YOUR SOLIN GENERATED RECIPE
Creamy Truffle Mushroom Protein Pasta
Savor a luxurious blend of protein-packed pasta tossed with tender chicken breast, earthy mushrooms, and fresh spinach in a velvety Greek yogurt cream sauce lightly enhanced by a drizzle of aromatic truffle oil.
INGREDIENTS
2 oz Chickpea Pasta
3 oz Chicken Breast
100 g Mushrooms
1 cup Spinach
1/4 cup Nonfat Greek Yogurt
1 tsp Truffle Oil
2 cloves Garlic
1/2 medium Onion
Salt and Pepper to taste
PREPARATION
Bring a large pot of salted water to a boil and cook the chickpea pasta according to package directions until al dente. Drain and set aside.
Season the chicken breast with salt and pepper. In a skillet, sear the chicken over medium-high heat until cooked through, about 5-7 minutes per side. Remove from the skillet and slice into strips.

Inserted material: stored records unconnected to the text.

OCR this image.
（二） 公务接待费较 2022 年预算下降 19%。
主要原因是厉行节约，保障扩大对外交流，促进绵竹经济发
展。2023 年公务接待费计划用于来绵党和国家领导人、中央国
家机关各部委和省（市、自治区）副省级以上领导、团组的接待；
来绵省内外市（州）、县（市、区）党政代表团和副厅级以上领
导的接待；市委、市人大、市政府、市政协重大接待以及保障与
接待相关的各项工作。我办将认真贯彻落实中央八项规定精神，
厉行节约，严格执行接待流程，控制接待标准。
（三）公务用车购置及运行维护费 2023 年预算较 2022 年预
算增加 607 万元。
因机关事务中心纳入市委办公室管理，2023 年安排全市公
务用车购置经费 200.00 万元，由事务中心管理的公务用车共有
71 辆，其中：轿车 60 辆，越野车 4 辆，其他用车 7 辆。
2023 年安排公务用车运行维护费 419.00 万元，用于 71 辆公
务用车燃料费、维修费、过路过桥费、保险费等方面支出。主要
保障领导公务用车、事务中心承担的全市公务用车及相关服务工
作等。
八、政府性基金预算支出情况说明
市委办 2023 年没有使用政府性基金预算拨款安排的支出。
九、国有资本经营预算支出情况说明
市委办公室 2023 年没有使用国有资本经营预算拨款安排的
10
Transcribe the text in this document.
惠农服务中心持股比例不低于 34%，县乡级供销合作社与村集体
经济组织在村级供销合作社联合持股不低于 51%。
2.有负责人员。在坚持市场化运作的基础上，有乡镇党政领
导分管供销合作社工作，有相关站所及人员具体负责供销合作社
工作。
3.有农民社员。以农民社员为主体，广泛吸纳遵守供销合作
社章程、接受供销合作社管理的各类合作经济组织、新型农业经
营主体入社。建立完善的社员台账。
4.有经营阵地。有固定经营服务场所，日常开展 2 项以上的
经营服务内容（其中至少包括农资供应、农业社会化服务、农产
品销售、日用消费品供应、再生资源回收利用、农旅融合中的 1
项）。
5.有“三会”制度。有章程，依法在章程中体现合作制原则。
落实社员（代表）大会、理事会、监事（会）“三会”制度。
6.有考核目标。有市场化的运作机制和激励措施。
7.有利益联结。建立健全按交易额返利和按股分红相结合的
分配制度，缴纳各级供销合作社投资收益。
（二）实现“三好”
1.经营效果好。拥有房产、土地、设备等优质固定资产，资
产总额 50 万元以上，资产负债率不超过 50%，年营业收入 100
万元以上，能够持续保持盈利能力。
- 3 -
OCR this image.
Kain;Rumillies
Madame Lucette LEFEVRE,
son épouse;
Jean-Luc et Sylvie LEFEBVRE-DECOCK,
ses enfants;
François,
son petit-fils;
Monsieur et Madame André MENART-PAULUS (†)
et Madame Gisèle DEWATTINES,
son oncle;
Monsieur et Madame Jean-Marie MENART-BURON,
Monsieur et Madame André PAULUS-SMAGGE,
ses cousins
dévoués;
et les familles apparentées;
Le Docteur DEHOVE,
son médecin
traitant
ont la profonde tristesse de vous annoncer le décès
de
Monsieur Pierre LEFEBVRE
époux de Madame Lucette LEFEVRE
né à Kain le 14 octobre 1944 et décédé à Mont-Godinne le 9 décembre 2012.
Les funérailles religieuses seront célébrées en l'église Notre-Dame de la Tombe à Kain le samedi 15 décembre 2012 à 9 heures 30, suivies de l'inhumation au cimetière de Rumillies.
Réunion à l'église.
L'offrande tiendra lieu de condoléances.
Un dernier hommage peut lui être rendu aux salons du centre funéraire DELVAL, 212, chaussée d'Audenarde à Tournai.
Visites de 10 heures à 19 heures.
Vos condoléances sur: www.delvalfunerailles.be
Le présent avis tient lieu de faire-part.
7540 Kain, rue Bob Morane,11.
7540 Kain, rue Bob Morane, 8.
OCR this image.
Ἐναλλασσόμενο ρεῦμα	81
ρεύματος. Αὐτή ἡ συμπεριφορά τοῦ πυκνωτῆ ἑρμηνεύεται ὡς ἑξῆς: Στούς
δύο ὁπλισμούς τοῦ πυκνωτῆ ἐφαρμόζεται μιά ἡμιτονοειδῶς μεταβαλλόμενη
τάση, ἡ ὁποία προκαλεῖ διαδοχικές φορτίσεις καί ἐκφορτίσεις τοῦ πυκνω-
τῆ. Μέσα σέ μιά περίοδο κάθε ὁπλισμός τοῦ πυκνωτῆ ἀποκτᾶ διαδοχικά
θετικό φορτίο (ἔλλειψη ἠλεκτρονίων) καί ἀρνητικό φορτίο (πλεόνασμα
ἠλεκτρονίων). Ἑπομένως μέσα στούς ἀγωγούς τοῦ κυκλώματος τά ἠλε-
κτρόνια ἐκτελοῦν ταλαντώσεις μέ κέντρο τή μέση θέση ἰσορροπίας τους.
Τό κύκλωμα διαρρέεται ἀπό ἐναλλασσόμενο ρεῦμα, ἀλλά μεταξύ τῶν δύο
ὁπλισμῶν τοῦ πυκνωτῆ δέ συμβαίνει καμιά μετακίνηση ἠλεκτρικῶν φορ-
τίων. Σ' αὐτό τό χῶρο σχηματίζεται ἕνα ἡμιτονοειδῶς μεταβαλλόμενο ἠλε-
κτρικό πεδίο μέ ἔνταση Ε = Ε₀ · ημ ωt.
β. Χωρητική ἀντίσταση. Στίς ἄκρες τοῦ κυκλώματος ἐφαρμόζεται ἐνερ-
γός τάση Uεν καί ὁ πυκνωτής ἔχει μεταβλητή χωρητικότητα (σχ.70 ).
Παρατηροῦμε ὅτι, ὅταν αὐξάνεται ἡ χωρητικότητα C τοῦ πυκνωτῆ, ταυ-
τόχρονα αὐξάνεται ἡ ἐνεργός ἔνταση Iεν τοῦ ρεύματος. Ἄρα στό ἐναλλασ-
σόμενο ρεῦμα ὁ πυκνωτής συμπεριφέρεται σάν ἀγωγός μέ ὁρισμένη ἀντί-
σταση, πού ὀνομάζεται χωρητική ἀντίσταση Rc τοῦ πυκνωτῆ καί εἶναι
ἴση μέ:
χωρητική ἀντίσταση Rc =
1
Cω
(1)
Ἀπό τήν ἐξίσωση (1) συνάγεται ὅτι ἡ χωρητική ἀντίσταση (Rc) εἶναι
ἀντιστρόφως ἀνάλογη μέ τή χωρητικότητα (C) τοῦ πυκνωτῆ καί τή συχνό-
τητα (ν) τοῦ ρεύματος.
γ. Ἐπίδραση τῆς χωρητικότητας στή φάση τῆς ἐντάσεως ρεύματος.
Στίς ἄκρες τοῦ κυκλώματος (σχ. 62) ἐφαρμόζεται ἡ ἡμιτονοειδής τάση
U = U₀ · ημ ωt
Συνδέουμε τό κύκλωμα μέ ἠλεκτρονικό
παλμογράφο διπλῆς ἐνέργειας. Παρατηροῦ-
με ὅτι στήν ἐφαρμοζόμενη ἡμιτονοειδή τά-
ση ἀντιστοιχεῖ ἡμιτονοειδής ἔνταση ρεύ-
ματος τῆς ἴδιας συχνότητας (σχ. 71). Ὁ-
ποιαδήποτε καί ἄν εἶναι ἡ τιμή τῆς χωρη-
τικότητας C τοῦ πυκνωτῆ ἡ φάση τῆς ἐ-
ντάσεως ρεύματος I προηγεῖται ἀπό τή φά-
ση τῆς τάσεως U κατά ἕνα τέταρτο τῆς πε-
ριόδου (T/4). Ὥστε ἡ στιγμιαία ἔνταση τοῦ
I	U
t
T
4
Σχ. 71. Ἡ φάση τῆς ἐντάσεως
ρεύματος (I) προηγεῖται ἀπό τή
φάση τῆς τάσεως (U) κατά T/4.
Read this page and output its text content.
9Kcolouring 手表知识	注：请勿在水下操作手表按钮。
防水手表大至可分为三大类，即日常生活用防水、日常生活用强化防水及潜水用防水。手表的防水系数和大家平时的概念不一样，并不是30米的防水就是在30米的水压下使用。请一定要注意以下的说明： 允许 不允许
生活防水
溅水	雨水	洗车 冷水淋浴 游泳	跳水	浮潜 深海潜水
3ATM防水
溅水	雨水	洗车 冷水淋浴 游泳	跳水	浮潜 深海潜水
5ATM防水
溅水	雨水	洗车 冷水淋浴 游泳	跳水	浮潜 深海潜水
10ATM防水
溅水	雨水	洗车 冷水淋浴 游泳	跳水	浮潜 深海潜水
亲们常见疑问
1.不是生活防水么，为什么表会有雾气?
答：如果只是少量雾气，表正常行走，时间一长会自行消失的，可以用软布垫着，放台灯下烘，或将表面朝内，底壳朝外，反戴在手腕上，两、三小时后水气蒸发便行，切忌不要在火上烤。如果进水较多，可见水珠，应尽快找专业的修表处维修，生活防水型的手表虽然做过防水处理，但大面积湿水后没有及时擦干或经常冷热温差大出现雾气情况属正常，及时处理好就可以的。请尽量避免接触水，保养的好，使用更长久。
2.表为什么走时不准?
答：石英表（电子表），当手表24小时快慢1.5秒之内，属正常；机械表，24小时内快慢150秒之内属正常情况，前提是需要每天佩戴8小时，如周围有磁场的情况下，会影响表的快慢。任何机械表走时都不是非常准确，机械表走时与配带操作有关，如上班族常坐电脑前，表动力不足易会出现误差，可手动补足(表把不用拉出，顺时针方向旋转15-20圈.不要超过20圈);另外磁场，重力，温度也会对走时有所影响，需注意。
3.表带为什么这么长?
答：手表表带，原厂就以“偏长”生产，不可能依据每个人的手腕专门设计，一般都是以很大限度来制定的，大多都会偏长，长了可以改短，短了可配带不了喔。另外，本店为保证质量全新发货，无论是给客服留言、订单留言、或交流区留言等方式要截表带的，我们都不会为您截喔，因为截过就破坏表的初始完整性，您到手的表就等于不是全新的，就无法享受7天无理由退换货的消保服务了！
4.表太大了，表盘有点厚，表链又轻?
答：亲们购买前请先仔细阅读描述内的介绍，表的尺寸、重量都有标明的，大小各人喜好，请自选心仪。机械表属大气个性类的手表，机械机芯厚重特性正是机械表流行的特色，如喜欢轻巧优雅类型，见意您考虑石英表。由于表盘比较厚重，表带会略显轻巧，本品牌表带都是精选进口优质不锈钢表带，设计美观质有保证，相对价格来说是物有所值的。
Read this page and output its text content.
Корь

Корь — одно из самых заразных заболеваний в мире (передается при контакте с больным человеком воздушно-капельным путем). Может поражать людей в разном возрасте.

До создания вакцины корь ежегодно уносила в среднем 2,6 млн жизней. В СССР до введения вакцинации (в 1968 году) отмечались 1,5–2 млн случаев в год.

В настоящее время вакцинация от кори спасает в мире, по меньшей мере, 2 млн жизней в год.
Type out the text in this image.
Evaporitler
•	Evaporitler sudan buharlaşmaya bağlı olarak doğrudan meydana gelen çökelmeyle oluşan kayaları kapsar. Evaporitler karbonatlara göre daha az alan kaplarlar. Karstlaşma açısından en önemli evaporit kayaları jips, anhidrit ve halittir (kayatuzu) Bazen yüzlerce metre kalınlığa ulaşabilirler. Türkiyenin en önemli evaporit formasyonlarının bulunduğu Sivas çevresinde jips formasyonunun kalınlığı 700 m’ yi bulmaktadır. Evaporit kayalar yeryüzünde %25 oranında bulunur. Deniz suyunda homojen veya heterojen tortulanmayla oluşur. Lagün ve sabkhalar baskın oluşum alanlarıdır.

Using the same skillet, add a splash of water and sauté the diced onion and minced garlic until translucent and fragrant.
Add the sliced mushrooms and cook until they release moisture and become tender, about 3-4 minutes.
Reduce heat to low and stir in the nonfat Greek yogurt. Mix in the spinach and allow it to wilt.
Drizzle in the truffle oil and adjust seasonings with salt and pepper.
Combine the cooked pasta and chicken with the creamy mushroom mixture, tossing gently to coat evenly.
Serve immediately and enjoy your indulgently creamy yet protein-packed pasta.